Eram almas simples que despontavam a cada gesto a cada carícia noite após noite quando carinhosamente me
obrigavam a com eles tomar o chá, aquecido nas brasas da lareira, tudo como se de um ritual se tratasse. Depois era o momento do deitar precedido das rezas das quais a
minha avó não prescindia nem transigia.
Da missa de domingo e outras celebrações litúrgicas nunca era dispensado.
Minha avó, costureira de profissão, sempre tinha que costurar até tarde da noite à luz do candeeiro de petróleo.
Meu avô era carpinteiro, nos baixos da casa tinha a sua
oficina e esse dizia a minha avó era o sitio dos homens;
a cozinha era o mundo das mulheres onde jamais me
permitiu sequer ajudar a descascar batatas, o que fez de
mim um inutil, em termos culinários.
Ao invés, com o meu avô fui aprendendo a usar o serrote,
o martelo, a inchó, a plaina e mais importante ensinou-me a ver e apreciar as madeiras, a acaricia-las como se fossem os versos que pela noite me cantava acompanhando-se
á guitarra.
Com ele também aprendi a dedilhar a viola, mas cêdo vi
que aí não tinha futuro, quando comparado com o seu virtuosismo. Eu desculpava-me com o facto de ele saber
lêr musica e por carolice tocar na banda da terra.

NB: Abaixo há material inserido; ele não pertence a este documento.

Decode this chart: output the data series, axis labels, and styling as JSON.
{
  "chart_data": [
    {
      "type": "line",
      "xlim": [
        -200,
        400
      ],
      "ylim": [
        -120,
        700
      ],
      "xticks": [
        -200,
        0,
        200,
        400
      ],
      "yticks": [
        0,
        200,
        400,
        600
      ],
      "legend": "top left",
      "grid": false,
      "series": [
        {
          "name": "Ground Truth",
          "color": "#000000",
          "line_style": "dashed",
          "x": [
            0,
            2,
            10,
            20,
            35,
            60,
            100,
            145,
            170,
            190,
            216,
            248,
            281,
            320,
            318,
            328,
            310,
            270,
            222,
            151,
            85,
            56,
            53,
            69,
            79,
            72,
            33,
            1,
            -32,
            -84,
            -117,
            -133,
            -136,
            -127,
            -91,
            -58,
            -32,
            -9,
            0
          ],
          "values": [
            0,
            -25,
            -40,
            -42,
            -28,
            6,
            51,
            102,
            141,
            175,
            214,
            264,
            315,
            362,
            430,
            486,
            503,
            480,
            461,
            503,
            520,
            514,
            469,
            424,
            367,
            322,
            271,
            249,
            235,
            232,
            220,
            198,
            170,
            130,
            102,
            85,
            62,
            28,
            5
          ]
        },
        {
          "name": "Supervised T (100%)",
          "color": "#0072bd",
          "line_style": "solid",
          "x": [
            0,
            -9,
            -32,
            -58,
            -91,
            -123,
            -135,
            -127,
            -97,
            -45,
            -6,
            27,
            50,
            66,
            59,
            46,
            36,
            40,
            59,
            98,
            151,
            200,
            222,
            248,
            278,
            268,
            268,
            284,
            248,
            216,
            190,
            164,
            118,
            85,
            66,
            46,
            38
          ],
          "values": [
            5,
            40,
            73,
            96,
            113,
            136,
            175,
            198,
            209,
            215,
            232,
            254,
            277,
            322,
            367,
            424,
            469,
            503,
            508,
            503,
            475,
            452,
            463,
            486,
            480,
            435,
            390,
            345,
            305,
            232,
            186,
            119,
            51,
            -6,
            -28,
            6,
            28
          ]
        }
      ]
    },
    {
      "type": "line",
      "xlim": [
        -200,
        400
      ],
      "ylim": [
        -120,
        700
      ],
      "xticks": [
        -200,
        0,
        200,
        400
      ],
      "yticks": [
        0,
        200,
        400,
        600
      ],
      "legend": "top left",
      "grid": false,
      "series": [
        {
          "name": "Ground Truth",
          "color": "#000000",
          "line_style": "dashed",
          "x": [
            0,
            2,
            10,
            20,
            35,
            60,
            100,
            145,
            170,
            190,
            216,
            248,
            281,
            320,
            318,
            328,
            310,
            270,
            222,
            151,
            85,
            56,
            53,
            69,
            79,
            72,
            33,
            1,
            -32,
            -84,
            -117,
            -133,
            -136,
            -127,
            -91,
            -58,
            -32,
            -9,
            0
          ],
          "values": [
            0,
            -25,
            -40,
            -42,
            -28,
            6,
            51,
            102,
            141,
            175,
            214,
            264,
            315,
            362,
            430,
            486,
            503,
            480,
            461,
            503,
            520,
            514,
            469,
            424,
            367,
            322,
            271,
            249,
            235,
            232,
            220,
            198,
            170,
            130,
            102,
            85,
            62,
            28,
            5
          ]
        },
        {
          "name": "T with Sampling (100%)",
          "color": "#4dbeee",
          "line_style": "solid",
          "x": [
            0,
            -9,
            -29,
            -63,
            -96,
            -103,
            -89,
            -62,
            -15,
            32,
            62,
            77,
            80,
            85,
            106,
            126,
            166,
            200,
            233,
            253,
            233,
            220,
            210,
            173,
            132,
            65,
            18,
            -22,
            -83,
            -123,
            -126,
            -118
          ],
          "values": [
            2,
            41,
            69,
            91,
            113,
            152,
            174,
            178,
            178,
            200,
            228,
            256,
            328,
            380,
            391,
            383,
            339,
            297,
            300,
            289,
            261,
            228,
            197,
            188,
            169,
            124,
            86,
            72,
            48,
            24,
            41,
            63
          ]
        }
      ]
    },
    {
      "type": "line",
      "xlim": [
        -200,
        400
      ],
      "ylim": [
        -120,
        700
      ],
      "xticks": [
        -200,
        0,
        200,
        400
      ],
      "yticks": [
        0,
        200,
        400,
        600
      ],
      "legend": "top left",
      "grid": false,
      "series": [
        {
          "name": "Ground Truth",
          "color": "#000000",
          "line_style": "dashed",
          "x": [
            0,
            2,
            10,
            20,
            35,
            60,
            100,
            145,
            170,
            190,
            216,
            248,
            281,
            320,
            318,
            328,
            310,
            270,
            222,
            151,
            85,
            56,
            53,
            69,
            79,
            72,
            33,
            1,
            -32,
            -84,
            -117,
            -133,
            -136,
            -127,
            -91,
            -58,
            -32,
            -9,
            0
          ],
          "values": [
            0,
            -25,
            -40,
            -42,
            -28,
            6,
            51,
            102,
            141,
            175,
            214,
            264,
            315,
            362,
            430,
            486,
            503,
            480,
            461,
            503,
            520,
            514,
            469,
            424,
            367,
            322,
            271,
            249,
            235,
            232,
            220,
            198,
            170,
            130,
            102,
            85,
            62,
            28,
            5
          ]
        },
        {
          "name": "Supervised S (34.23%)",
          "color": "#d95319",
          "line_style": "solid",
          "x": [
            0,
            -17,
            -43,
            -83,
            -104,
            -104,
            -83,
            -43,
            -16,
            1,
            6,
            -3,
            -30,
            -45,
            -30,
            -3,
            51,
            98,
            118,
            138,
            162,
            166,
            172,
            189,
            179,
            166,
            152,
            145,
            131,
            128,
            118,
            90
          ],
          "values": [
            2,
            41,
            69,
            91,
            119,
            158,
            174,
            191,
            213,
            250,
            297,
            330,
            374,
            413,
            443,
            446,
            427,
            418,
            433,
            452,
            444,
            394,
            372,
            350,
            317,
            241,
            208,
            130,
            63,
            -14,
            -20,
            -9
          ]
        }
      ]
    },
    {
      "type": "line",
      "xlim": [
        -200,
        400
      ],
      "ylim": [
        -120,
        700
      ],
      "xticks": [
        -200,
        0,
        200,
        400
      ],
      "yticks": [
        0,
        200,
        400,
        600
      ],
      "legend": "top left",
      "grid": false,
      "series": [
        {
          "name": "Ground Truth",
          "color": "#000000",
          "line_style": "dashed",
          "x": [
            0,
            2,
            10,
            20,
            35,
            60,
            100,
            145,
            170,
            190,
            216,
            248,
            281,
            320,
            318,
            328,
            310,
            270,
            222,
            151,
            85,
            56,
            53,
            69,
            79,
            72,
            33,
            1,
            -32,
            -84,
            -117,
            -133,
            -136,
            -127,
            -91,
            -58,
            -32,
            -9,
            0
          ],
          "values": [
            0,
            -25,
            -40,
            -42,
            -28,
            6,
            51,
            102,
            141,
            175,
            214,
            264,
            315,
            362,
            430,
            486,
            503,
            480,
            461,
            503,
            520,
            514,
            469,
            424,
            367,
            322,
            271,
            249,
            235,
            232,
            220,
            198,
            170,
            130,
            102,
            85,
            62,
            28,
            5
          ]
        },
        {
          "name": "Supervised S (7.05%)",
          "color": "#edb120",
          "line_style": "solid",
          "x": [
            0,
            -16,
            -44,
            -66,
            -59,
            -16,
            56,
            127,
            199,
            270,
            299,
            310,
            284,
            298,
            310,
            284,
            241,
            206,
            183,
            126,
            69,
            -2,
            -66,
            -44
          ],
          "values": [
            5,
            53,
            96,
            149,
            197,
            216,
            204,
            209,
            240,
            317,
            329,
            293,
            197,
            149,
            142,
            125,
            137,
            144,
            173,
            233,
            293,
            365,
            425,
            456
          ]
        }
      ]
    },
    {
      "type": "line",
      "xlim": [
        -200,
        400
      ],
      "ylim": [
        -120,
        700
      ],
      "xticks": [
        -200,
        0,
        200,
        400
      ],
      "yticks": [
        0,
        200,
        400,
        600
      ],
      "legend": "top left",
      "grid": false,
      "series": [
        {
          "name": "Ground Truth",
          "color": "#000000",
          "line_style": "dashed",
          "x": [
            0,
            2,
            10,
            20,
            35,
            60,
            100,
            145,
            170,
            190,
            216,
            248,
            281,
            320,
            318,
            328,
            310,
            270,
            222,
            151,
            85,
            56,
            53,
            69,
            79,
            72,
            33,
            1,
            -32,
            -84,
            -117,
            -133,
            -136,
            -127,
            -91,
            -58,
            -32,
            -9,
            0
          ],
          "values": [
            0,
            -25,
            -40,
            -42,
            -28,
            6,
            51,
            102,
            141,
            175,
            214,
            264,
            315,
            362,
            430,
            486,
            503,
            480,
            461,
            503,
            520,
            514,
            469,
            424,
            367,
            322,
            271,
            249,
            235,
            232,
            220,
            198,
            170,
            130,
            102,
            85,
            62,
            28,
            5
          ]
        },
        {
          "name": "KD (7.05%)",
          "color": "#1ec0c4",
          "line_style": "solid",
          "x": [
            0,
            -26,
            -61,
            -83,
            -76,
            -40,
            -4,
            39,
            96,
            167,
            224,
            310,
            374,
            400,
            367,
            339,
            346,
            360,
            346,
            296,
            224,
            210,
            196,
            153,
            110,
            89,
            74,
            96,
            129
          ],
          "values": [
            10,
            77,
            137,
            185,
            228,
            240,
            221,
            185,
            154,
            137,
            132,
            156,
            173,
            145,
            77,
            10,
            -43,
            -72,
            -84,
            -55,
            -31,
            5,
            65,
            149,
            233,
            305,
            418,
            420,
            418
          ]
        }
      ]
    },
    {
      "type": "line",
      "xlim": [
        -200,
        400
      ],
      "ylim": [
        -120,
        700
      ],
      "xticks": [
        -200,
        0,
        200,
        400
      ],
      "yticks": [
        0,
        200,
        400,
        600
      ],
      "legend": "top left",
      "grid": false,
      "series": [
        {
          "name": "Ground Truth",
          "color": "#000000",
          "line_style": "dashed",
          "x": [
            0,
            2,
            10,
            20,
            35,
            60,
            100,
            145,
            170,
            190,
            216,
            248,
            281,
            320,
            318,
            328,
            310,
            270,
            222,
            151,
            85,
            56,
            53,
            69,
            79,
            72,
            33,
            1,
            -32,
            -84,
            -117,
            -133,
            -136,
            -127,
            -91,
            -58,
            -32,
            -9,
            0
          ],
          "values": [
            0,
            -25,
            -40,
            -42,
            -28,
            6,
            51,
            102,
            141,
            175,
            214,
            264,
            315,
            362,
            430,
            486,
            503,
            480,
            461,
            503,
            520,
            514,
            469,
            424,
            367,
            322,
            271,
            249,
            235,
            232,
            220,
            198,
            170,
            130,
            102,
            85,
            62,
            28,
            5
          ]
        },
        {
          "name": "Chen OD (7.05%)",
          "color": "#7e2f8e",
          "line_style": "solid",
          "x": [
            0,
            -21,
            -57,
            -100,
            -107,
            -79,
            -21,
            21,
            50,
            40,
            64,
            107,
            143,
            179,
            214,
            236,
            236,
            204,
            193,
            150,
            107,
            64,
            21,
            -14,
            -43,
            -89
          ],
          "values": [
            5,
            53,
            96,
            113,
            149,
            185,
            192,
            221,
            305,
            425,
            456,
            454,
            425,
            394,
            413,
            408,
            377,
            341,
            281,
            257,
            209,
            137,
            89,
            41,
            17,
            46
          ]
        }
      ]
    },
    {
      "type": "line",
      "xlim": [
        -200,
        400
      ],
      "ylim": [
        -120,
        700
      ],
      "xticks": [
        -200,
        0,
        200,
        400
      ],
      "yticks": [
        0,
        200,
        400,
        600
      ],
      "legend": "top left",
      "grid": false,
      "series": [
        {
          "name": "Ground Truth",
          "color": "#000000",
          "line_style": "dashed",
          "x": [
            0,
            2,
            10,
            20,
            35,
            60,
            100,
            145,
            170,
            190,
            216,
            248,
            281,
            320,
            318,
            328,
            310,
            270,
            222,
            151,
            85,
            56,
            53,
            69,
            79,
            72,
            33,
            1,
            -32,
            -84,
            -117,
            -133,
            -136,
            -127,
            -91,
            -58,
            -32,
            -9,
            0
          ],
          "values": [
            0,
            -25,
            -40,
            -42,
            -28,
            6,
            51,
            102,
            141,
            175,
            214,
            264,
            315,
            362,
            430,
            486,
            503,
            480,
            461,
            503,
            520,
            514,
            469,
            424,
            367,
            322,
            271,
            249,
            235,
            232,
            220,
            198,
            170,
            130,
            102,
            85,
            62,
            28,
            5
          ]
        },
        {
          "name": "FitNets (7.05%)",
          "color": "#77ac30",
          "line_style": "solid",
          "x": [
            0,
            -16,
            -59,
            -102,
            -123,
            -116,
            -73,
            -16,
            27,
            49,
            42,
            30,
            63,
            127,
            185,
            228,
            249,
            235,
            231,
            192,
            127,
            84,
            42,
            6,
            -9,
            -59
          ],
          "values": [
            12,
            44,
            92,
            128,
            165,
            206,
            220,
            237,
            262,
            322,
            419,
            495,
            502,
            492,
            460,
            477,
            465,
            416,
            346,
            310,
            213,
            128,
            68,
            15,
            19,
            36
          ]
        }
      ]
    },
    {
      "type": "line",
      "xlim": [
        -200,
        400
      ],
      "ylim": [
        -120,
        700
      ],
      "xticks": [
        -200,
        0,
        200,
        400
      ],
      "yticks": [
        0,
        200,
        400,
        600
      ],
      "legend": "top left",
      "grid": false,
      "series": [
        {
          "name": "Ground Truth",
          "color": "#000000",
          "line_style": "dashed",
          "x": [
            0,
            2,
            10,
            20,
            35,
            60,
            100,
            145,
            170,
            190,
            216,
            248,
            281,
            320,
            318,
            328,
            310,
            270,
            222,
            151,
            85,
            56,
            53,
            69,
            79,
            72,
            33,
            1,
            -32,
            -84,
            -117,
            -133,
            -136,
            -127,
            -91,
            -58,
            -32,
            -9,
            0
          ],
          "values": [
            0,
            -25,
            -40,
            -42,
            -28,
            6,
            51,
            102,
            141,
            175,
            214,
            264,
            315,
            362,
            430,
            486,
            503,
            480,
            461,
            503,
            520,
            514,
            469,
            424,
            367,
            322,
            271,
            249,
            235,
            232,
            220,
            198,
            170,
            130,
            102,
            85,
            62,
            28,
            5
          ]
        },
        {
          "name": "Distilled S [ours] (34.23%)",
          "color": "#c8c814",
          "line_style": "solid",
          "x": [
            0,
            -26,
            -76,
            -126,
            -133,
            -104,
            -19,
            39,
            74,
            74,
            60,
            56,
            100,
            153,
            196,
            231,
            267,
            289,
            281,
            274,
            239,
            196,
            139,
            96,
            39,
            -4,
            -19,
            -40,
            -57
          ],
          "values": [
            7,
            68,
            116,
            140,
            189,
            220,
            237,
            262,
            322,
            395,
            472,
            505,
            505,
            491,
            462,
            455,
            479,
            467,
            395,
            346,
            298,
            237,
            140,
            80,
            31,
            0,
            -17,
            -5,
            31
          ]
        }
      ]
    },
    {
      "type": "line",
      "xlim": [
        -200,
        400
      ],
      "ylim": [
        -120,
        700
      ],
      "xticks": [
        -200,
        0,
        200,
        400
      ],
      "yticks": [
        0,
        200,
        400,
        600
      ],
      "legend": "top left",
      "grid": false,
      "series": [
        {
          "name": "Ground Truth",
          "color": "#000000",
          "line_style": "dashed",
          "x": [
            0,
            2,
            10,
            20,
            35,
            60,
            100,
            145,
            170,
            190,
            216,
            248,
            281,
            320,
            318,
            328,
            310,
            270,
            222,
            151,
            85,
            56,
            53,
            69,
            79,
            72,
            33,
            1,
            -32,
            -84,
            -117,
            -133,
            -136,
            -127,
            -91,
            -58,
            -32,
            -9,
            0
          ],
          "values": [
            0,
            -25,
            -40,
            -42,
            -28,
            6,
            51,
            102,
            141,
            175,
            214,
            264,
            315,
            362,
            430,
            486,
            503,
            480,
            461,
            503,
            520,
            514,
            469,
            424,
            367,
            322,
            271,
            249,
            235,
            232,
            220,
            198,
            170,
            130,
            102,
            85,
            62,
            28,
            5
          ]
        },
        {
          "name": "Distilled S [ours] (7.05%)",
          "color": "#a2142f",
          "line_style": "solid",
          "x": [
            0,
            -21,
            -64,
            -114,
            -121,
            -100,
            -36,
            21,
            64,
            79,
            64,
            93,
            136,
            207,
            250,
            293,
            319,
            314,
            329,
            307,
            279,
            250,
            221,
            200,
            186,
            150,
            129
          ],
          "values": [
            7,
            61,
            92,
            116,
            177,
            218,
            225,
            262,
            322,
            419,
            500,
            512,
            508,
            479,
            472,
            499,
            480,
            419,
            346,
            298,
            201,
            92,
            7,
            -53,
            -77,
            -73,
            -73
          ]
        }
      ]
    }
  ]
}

Nunca na minha vida vi ou ouvi uma discussão entre aqueles dois velhos, o que era anormal ao tempo, anos sessenta...
Meu avô tinha sido um homem muito viajado, no período
da primeira guerra mundial serviu no exército em
Moçambique e no pós guerra chegou a clandestinamente ter emigrado para França, por pouco tempo, pois era homem que não se dava a viver longe da família.
Por vezes contava-me das suas viagens e experiências, mas
da guerra, jamais aceitou falar ou explicar porque foi condecorado.
Pelo meio das conversas vinham sempre os seus conselhos cheios de filosofia que jamais esqueci: que para em paz viver três coisas tinha de saber e respeitar: ser paciente
com as autoridades, com os amigos e com as mulheres.
A última vez que nos vimos, entre um beijo e um abraço,
que ele dizia ser o último nesta vida, (eu rapaz com menos
de quinze anos, orfão de pai, partia para Angola), vieram
os conselhos mais importantes que alguém me podia dar: respeita sempre tôdo o ser humano, não avalies as pessoas de animo leve, elas são como o vinho, não é no primeiro copo
que se conhece, e nunca te esqueças que só tens dois grandes amigos para toda a vida...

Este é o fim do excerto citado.